Coal India's annual production fell for the first time since 1998/99 as the heaviest rainfall in 25 years battered coal mining regions and a broad economic slowdown stifled demand for the fuel.
The world's largest coal miner produced 602.1 million tonnes of coal during the fiscal year ended March 2020, compared with 606.9 million tonnes in 2018/19.
India used nearly a billion tonnes of coal in 2018/19, over three-quarters of it at power plants. State-run Coal India accounts for over 80% of the country's production.
The worst economic slowdown in Asia's third-largest economy in six years saw electricity usage fall at the steepest pace in over a decade in October, reducing demand for the fuel.
The slowdown coincided with a fall in coal production. Still, imports of thermal coal - mainly used for electricity generation - rose 12.6% to nearly 200 million tonnes in 2019, the second straight year of growth.
Frequent outages caused by strikes by locals and workers have also hit production. The reasons for the strikes have ranged from concerns over workers' safety to a trespassing goat getting killed in an accident.
But the heaviest annual monsoon in 25 years, including large scale flooding in one key eastern Indian mine that accounts for about 5% of total output, resulted in production falling for five straight months.
Nandikesh Sivalingam, director at Center for Research on Energy and Clean Air (CREA), said disruptions to coal mining made a case for faster transition away from using the fuel.
India's annual electricity generation from coal-fired utilities fell for the first time in 2019, a phenomenon industry executives say could become a trend in 5-10 years.
"With changing climatic conditions, extreme weather events may increase in central India, leading to more such disruptions in the future," Nandikesh said.

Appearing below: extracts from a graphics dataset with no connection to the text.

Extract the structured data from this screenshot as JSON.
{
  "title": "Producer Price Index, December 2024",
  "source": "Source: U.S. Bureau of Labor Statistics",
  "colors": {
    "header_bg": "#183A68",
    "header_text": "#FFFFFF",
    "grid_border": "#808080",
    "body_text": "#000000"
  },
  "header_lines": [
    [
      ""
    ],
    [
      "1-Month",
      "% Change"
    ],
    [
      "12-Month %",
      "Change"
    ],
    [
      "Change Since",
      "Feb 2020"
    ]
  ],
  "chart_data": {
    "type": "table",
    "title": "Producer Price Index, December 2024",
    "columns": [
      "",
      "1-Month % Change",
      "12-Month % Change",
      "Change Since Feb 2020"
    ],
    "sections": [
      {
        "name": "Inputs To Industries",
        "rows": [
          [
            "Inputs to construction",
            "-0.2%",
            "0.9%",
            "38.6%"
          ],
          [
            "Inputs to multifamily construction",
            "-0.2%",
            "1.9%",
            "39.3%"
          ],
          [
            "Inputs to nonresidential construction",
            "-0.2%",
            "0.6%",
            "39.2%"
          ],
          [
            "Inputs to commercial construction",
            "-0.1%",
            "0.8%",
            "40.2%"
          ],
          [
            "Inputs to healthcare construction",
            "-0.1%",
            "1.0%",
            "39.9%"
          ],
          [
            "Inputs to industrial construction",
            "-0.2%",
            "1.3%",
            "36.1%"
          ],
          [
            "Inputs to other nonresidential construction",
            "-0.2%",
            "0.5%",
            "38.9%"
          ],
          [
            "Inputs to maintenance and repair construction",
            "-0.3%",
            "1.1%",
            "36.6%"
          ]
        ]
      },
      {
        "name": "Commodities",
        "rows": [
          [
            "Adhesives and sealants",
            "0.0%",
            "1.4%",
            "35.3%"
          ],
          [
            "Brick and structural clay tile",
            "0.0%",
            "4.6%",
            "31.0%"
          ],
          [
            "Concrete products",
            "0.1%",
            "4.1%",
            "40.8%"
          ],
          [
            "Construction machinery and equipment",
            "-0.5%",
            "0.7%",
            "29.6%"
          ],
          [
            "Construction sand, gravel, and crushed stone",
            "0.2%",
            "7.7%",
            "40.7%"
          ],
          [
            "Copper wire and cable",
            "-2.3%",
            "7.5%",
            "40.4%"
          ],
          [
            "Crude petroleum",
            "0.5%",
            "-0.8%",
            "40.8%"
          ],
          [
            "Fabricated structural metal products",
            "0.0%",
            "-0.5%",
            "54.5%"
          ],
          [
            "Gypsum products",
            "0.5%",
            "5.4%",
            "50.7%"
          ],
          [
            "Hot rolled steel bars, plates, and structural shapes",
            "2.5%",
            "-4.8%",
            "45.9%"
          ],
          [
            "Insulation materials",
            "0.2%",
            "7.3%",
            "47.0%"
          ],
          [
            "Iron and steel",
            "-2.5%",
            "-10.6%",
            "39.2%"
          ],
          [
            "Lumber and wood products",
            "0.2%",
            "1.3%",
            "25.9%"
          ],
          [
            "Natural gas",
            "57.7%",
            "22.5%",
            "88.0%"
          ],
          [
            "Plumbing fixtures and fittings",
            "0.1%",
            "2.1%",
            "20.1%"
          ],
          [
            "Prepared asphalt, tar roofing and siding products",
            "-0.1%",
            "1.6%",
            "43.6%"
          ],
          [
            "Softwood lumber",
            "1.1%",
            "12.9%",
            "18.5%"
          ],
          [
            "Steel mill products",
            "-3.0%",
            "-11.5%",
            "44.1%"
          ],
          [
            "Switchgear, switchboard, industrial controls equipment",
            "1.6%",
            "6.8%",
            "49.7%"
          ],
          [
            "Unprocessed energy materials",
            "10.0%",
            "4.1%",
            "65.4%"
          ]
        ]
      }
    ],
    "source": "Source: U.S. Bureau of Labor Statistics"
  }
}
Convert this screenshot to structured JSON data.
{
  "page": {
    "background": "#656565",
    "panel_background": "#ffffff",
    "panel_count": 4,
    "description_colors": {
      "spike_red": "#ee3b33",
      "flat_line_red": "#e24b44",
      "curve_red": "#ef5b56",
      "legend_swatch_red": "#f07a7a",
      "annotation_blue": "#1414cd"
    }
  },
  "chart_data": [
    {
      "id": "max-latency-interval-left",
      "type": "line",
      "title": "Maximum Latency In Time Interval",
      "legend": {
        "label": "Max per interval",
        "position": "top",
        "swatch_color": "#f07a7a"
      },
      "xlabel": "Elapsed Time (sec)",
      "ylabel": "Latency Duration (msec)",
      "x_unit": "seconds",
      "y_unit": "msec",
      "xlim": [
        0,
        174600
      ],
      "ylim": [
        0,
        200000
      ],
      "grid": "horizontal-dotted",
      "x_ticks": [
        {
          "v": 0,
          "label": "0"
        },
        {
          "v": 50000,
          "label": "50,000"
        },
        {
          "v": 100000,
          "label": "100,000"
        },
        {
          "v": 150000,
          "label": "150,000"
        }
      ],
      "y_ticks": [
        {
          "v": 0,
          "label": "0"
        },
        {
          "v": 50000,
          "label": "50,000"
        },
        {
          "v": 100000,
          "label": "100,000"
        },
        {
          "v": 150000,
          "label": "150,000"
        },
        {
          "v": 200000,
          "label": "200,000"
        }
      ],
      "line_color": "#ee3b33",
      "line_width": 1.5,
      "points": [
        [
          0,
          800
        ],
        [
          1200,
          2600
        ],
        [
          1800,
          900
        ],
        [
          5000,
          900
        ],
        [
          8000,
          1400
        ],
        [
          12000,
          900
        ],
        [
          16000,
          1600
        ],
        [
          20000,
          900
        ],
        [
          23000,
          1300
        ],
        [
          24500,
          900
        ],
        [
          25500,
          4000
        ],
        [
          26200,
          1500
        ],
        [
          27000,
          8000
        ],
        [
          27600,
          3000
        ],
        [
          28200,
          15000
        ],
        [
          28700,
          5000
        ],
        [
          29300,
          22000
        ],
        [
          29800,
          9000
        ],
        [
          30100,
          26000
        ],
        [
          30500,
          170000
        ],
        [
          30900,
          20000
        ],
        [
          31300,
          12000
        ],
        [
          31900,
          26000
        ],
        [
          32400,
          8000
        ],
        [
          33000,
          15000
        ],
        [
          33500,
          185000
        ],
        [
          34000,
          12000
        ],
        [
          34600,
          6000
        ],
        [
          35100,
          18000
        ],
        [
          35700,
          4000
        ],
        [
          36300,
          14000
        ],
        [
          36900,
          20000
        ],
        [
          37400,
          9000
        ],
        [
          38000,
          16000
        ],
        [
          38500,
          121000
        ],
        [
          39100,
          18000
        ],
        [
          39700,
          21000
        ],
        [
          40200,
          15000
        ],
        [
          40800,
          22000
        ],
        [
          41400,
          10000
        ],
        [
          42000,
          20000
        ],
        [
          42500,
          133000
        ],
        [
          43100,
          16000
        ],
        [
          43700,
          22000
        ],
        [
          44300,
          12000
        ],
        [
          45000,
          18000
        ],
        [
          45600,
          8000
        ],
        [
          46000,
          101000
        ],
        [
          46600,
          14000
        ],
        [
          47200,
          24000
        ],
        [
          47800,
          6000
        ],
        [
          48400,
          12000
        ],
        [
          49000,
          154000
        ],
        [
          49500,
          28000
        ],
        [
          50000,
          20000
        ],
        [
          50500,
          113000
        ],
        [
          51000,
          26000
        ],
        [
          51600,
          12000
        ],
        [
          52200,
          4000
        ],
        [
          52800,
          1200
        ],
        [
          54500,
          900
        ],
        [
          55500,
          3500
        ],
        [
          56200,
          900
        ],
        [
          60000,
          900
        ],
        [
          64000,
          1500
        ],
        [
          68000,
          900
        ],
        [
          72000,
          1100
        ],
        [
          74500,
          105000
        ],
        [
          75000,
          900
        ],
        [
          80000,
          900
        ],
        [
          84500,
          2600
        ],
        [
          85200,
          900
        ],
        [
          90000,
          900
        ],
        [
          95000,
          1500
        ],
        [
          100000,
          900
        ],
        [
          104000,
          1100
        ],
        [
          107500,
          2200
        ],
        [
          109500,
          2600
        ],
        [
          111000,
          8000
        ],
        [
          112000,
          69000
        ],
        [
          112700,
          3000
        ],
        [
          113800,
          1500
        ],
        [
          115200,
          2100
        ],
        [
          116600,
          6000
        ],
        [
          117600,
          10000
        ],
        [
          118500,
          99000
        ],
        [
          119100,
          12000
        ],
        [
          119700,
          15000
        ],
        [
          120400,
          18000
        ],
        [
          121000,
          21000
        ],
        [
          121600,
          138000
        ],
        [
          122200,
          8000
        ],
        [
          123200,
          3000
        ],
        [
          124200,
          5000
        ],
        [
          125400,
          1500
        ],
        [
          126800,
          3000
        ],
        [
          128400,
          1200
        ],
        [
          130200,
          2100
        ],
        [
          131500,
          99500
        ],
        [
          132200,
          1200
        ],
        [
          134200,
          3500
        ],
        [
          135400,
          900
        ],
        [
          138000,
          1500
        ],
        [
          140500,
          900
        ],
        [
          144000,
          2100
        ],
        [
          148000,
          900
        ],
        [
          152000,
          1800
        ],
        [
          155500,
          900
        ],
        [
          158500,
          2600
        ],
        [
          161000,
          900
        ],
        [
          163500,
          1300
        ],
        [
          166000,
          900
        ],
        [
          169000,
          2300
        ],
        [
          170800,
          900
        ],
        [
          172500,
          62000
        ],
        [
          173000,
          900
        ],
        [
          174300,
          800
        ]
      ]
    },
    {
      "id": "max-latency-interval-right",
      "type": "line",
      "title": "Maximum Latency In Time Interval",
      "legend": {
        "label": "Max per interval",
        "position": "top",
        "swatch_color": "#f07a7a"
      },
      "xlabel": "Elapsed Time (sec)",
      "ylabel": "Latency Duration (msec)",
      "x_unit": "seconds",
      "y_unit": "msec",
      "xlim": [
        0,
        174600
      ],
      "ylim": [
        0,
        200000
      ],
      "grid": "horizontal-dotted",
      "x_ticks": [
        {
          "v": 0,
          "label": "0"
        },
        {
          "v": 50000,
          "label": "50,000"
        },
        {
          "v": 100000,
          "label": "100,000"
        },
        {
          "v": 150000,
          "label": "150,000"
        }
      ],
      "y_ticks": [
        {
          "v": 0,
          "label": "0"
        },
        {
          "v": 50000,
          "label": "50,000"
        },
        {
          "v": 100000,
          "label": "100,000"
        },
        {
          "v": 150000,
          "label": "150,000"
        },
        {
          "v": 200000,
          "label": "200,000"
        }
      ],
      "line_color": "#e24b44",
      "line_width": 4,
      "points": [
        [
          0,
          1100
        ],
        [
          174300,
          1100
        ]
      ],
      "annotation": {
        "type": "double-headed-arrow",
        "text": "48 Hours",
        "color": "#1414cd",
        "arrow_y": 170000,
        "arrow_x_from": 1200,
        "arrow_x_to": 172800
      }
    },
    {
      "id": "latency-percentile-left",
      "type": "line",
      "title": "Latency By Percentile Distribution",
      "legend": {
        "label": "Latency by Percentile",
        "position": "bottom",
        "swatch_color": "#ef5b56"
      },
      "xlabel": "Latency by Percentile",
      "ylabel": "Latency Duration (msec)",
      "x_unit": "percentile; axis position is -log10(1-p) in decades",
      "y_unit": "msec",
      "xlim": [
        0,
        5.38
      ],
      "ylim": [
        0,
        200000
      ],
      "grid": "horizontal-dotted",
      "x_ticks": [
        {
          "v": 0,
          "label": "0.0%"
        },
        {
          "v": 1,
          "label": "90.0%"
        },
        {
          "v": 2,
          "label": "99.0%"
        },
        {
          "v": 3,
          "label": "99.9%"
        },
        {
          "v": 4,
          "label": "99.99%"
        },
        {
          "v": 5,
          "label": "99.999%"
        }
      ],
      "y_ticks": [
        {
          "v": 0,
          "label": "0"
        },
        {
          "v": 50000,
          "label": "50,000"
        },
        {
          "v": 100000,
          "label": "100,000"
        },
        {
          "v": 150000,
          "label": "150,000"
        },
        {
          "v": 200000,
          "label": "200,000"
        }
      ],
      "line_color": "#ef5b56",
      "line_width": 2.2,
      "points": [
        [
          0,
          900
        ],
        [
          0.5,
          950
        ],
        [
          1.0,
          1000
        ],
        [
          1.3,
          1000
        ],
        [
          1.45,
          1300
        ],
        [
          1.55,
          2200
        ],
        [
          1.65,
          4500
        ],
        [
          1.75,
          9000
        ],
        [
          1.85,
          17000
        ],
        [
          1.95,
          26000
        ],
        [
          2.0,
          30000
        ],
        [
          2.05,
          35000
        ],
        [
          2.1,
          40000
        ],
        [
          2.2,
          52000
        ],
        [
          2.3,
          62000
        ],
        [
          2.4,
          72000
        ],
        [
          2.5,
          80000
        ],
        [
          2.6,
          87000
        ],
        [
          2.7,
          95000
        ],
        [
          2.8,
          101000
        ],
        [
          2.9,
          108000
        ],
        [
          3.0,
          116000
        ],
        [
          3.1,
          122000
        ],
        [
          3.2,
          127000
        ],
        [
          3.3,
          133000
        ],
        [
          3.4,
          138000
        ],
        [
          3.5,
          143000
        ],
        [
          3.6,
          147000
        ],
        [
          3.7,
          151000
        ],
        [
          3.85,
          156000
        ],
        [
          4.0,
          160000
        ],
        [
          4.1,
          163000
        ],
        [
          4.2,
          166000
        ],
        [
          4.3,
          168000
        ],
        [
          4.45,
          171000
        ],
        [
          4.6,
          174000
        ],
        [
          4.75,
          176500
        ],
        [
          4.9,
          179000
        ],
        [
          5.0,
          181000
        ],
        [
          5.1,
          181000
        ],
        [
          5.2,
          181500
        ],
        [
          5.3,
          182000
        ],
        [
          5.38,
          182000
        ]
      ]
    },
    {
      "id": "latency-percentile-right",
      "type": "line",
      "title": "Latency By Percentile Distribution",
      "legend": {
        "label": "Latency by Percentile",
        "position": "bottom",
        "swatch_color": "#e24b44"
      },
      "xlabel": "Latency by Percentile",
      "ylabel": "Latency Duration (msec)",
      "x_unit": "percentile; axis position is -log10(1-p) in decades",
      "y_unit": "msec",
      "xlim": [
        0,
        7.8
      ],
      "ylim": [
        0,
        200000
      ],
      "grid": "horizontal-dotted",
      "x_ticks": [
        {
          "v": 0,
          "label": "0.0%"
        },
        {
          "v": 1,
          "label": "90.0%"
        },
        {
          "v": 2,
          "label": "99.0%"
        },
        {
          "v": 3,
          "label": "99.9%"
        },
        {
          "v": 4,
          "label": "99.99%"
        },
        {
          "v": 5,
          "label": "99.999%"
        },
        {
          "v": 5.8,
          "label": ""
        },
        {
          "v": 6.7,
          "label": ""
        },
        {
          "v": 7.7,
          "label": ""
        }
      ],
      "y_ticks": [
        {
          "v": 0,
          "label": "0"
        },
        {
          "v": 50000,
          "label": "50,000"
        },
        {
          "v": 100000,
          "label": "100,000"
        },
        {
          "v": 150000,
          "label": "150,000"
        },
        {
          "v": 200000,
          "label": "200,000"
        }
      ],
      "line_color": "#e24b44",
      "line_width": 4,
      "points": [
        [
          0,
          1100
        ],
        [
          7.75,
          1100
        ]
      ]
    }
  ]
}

Government data shows a higher incidence of short spells of intense rain and lengthy periods of little or no rain, a phenomenon India attributed to climate change in its annual economic survey in 2018.
Prime Minister Narendra Modi's government has repeatedly emphasised its desire to cut thermal coal imports by the world's second largest consumer, importer and producer of the fuel to zero.
But a slow pace of reforms, logistical issues and the inability of Coal India to ramp up production quickly has failed to check imports. While higher imports is bad news for India, it has helped international coal miners such as Indonesia's Adaro Energy and Peabody Energy in the United States, as well as commodity traders such as Glencore and India's Adani Enterprises.